Source:
Philadelphia Magazine May 1993

Article:
Dr Basil Snyman: Wise Cracker
By unknown
Philadelphia Magazine
May 1993

“Who the hell wants their neck cracked? That word has gotten us into more trouble. I don’t like my staff to use it.” Dr. Basil Snyman, a 42 year-old chiropractor, is defending his profession in the consulting room of his busy center city office, which is decorated with his own professional quality photographs. As a boy growing up in South Africa, Snyman believed sick people routinely visited chiropractors because his Dad was one and that’s who took care of him when ever he was ill. Consequently, when he joined his father’s practice in 1975, it came as something of a shock to find that the general public viewed him as a dangerous man, a quack. “ In those days most everybody thought we were an unscientific cult,” he says. “M.D.s were not allowed to consort with us. They warned people we’d paralyze them or break their necks. Fortunately for us people will go to anybody that helps them”.
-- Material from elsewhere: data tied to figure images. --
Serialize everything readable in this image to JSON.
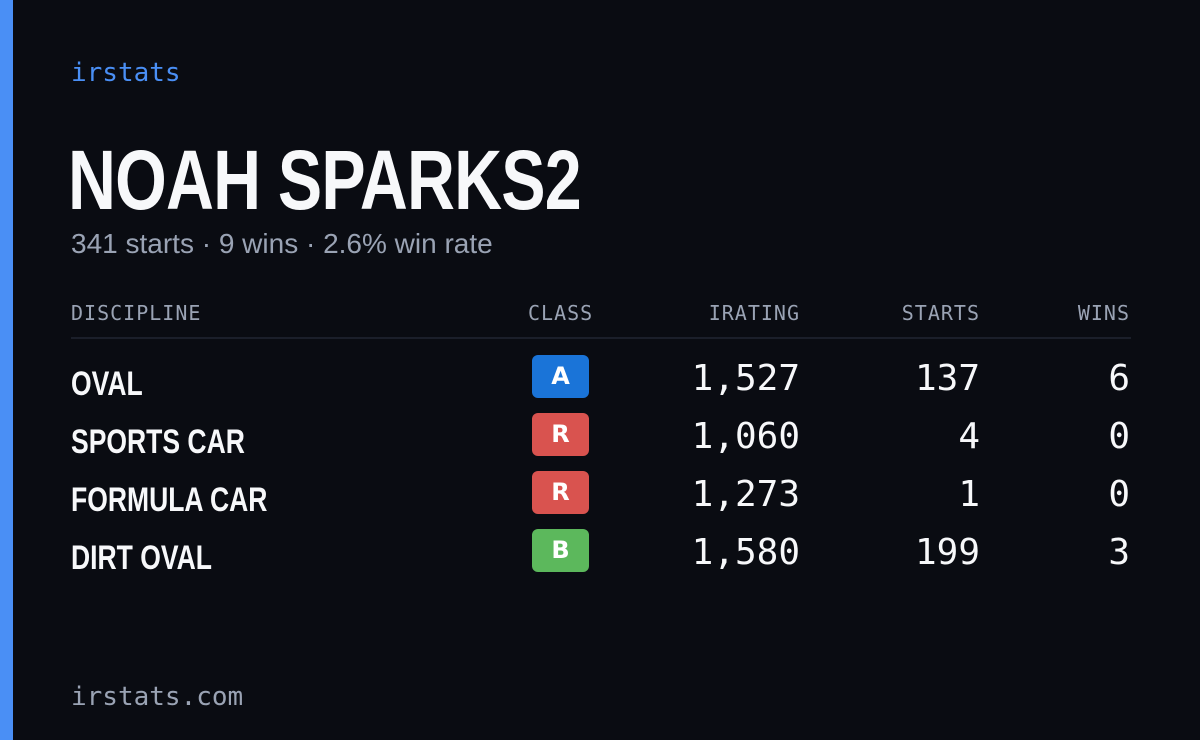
{
  "brand": {
    "name": "irstats",
    "color": "#4a8ff5"
  },
  "player": {
    "name": "NOAH SPARKS2",
    "summary": "341 starts · 9 wins · 2.6% win rate"
  },
  "table": {
    "headers": {
      "discipline": "DISCIPLINE",
      "class": "CLASS",
      "irating": "IRATING",
      "starts": "STARTS",
      "wins": "WINS"
    },
    "rows": [
      {
        "discipline": "OVAL",
        "class": "A",
        "class_color": "#1a74d8",
        "irating": "1,527",
        "starts": "137",
        "wins": "6"
      },
      {
        "discipline": "SPORTS CAR",
        "class": "R",
        "class_color": "#d9534f",
        "irating": "1,060",
        "starts": "4",
        "wins": "0"
      },
      {
        "discipline": "FORMULA CAR",
        "class": "R",
        "class_color": "#d9534f",
        "irating": "1,273",
        "starts": "1",
        "wins": "0"
      },
      {
        "discipline": "DIRT OVAL",
        "class": "B",
        "class_color": "#5cb85c",
        "irating": "1,580",
        "starts": "199",
        "wins": "3"
      }
    ]
  },
  "footer": {
    "url": "irstats.com"
  }
}
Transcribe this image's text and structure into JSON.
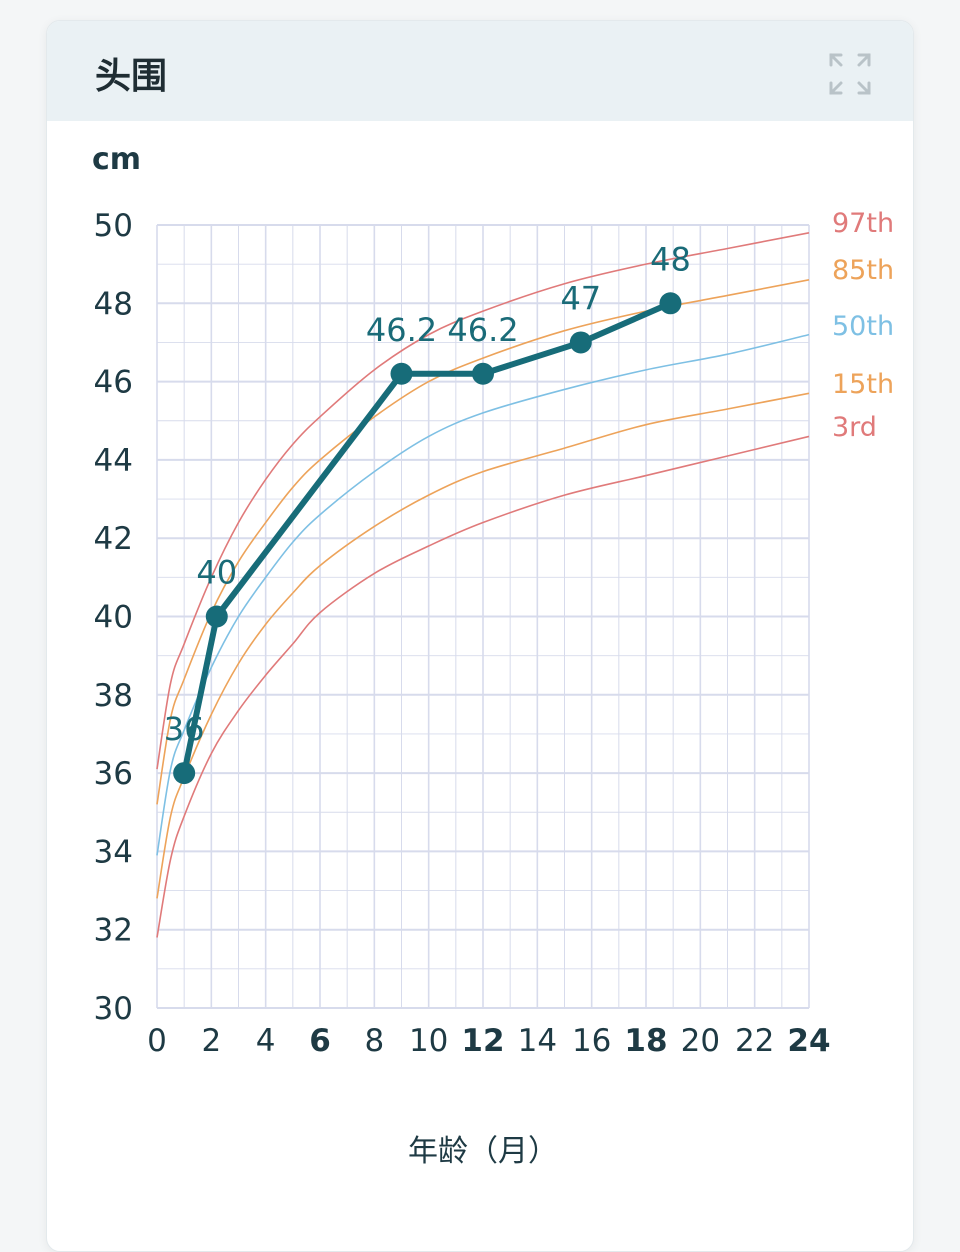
{
  "card": {
    "title": "头围"
  },
  "icons": {
    "expand": "expand-icon"
  },
  "colors": {
    "line": "#176c79",
    "grid": "#d7dbec",
    "p97": "#e07a7a",
    "p85": "#eda35a",
    "p50": "#7ec0e4",
    "p15": "#eda35a",
    "p3": "#e07a7a"
  },
  "chart_data": {
    "type": "line",
    "title": "头围",
    "ylabel": "cm",
    "xlabel": "年龄（月）",
    "xlim": [
      0,
      24
    ],
    "ylim": [
      30,
      50
    ],
    "x_ticks": [
      0,
      2,
      4,
      6,
      8,
      10,
      12,
      14,
      16,
      18,
      20,
      22,
      24
    ],
    "x_ticks_bold": [
      6,
      12,
      18,
      24
    ],
    "y_ticks": [
      30,
      32,
      34,
      36,
      38,
      40,
      42,
      44,
      46,
      48,
      50
    ],
    "grid": true,
    "measurements": {
      "name": "头围",
      "x": [
        1,
        2.2,
        9,
        12,
        15.6,
        18.9
      ],
      "y": [
        36,
        40,
        46.2,
        46.2,
        47,
        48
      ],
      "labels": [
        "36",
        "40",
        "46.2",
        "46.2",
        "47",
        "48"
      ]
    },
    "percentiles": [
      {
        "name": "97th",
        "x": [
          0,
          0.5,
          1,
          2,
          3,
          4,
          5,
          6,
          8,
          10,
          12,
          15,
          18,
          21,
          24
        ],
        "y": [
          36.1,
          38.3,
          39.3,
          41.0,
          42.4,
          43.5,
          44.4,
          45.1,
          46.3,
          47.2,
          47.8,
          48.5,
          49.0,
          49.4,
          49.8
        ]
      },
      {
        "name": "85th",
        "x": [
          0,
          0.5,
          1,
          2,
          3,
          4,
          5,
          6,
          8,
          10,
          12,
          15,
          18,
          21,
          24
        ],
        "y": [
          35.2,
          37.4,
          38.4,
          40.1,
          41.4,
          42.4,
          43.3,
          44.0,
          45.1,
          46.0,
          46.6,
          47.3,
          47.8,
          48.2,
          48.6
        ]
      },
      {
        "name": "50th",
        "x": [
          0,
          0.5,
          1,
          2,
          3,
          4,
          5,
          6,
          8,
          10,
          12,
          15,
          18,
          21,
          24
        ],
        "y": [
          33.9,
          36.1,
          37.1,
          38.7,
          40.0,
          41.0,
          41.9,
          42.6,
          43.7,
          44.6,
          45.2,
          45.8,
          46.3,
          46.7,
          47.2
        ]
      },
      {
        "name": "15th",
        "x": [
          0,
          0.5,
          1,
          2,
          3,
          4,
          5,
          6,
          8,
          10,
          12,
          15,
          18,
          21,
          24
        ],
        "y": [
          32.8,
          34.9,
          35.9,
          37.5,
          38.8,
          39.8,
          40.6,
          41.3,
          42.3,
          43.1,
          43.7,
          44.3,
          44.9,
          45.3,
          45.7
        ]
      },
      {
        "name": "3rd",
        "x": [
          0,
          0.5,
          1,
          2,
          3,
          4,
          5,
          6,
          8,
          10,
          12,
          15,
          18,
          21,
          24
        ],
        "y": [
          31.8,
          33.8,
          34.9,
          36.5,
          37.6,
          38.5,
          39.3,
          40.1,
          41.1,
          41.8,
          42.4,
          43.1,
          43.6,
          44.1,
          44.6
        ]
      }
    ]
  }
}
The majority of Snyman’s patients arrive with back problems –more often from too much exercise rather than too little- and by the time they reach him, fed up and desperate, they’ve been through the medical mill. To their surprise-although not his-they often wind up getting help for a complaint other than the one that brought them in: a reflex problem cured when manipulation relieves nerves impinging on the esophagus; anxiety attacks stopped by easing chest pressure that’s causing shortness of breath; facial pain from TMJ decreased.

“Certainly I wouldn’t treat someone with thyroid disease or diabetes,” Snyman says. “I recognize when a patient needs a physician long before a physician recognizes somebody needs me. They haven’t a clue what I do, although some orthopedists are coming around.”
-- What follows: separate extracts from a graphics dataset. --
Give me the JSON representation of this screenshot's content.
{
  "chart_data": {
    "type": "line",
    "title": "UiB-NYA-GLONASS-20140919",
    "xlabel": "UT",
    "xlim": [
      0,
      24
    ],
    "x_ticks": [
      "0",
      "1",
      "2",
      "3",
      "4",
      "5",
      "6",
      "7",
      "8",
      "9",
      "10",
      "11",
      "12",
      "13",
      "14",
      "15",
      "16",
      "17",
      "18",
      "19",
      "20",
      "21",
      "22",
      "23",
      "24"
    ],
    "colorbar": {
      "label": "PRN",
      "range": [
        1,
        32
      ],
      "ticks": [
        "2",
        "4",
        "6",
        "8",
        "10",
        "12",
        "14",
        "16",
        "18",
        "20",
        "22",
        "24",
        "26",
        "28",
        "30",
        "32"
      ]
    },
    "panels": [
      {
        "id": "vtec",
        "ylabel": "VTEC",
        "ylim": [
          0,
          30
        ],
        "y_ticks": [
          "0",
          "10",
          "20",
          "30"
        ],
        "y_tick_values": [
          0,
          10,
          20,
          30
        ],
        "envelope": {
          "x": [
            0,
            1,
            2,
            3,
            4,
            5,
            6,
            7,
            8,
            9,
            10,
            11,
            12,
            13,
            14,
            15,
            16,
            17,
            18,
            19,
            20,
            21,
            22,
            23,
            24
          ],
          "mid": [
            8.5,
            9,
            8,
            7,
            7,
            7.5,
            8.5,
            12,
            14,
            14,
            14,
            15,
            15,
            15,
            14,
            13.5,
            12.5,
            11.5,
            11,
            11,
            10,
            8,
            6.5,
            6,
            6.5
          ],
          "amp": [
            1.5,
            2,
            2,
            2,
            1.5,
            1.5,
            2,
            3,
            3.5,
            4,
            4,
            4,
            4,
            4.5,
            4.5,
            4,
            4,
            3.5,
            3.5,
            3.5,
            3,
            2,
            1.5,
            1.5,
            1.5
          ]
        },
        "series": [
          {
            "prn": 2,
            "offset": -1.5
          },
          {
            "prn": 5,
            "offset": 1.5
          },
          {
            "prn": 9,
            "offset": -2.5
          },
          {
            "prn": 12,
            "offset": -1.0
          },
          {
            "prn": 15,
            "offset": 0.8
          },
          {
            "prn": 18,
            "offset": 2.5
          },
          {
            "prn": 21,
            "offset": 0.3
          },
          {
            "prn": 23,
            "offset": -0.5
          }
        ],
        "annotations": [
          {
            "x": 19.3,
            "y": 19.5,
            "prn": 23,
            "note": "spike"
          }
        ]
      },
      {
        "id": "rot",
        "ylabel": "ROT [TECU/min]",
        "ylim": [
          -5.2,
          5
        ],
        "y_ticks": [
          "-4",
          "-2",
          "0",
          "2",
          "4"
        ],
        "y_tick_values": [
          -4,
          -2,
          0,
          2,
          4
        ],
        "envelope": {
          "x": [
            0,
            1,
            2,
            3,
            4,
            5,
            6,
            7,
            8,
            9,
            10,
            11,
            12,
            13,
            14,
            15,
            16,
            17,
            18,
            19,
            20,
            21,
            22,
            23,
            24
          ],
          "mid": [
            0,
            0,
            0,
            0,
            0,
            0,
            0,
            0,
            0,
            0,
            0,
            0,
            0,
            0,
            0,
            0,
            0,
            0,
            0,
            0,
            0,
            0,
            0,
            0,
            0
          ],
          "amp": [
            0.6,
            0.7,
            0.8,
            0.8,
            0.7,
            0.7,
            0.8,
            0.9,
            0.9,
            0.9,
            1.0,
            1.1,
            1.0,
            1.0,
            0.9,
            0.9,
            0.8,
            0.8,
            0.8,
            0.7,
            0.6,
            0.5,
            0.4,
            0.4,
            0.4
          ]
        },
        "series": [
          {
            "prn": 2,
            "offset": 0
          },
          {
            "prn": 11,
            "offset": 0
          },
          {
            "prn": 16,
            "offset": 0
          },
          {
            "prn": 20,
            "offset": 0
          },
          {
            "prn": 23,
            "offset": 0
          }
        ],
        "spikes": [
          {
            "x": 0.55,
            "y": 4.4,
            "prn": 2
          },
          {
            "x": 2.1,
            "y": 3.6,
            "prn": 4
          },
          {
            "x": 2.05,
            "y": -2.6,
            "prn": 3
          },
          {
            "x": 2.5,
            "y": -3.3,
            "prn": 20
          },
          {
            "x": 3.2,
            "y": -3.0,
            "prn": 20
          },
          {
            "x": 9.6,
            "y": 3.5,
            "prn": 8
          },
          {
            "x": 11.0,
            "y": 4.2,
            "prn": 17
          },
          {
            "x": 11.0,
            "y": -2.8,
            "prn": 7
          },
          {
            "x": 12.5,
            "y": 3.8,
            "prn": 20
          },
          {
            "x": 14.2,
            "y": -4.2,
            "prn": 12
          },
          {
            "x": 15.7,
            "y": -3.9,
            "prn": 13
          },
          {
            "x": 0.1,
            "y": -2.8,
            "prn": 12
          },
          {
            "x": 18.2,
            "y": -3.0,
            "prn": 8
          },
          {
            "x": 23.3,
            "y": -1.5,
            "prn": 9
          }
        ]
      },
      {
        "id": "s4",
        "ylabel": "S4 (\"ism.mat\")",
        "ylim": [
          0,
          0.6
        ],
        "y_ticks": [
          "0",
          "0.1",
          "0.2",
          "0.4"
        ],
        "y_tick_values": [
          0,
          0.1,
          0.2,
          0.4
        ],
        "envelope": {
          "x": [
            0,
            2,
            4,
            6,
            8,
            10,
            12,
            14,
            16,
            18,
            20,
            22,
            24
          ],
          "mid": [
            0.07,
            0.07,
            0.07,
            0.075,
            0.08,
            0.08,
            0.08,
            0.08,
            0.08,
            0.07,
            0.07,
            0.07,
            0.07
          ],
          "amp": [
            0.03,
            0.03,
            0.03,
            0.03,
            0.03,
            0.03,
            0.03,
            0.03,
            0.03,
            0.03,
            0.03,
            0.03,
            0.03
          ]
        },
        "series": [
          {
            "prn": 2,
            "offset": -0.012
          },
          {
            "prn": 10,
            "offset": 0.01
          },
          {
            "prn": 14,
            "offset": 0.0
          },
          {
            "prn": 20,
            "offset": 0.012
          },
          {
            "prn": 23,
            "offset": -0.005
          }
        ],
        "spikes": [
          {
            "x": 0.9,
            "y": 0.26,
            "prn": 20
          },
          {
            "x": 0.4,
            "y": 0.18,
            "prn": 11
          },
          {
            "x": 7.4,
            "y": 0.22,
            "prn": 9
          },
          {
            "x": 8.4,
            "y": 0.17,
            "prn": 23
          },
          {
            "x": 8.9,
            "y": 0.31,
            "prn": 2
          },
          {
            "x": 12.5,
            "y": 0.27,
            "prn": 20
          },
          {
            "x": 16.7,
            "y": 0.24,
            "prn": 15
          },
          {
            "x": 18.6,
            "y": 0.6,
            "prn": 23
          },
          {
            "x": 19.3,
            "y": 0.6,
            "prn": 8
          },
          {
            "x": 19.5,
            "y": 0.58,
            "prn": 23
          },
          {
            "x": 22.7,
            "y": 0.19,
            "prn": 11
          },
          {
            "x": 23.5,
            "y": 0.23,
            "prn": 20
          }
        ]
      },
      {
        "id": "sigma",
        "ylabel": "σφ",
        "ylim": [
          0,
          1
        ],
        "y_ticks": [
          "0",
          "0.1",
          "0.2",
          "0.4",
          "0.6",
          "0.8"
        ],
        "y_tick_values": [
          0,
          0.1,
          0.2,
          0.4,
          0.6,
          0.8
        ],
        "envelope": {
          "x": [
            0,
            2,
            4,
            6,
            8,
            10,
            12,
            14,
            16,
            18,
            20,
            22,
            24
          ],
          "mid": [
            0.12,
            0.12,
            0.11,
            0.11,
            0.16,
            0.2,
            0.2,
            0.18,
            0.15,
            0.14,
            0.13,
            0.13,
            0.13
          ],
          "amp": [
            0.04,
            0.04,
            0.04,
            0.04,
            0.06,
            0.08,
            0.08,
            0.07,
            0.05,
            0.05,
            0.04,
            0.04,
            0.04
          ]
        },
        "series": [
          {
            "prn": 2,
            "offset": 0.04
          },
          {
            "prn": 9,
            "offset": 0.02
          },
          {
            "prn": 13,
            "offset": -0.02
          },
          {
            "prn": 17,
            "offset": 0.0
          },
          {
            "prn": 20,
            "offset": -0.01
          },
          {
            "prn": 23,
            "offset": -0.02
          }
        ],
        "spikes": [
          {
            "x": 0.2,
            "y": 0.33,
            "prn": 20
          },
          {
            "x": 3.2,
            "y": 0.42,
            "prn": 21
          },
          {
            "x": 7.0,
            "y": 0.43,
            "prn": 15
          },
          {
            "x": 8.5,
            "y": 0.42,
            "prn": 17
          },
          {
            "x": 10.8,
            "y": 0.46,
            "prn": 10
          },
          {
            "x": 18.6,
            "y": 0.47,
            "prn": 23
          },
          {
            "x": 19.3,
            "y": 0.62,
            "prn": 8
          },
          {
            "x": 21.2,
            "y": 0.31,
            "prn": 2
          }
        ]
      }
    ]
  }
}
What he does after x-rays, a history and an examination, is embark on a program of spinal manipulation (sometimes with electrotherapy and ultrasound) along with diet, exercise and nutrition suggestions. Patients often leave with bottles of supplements, especially calcium. The fee for an initial consultation, examination, treatment and x-rays runs$170.00. Office visits are $35.00. “Now that Blue Cross will pay us,” he says wryly, “people are beginning to think we’re okay.”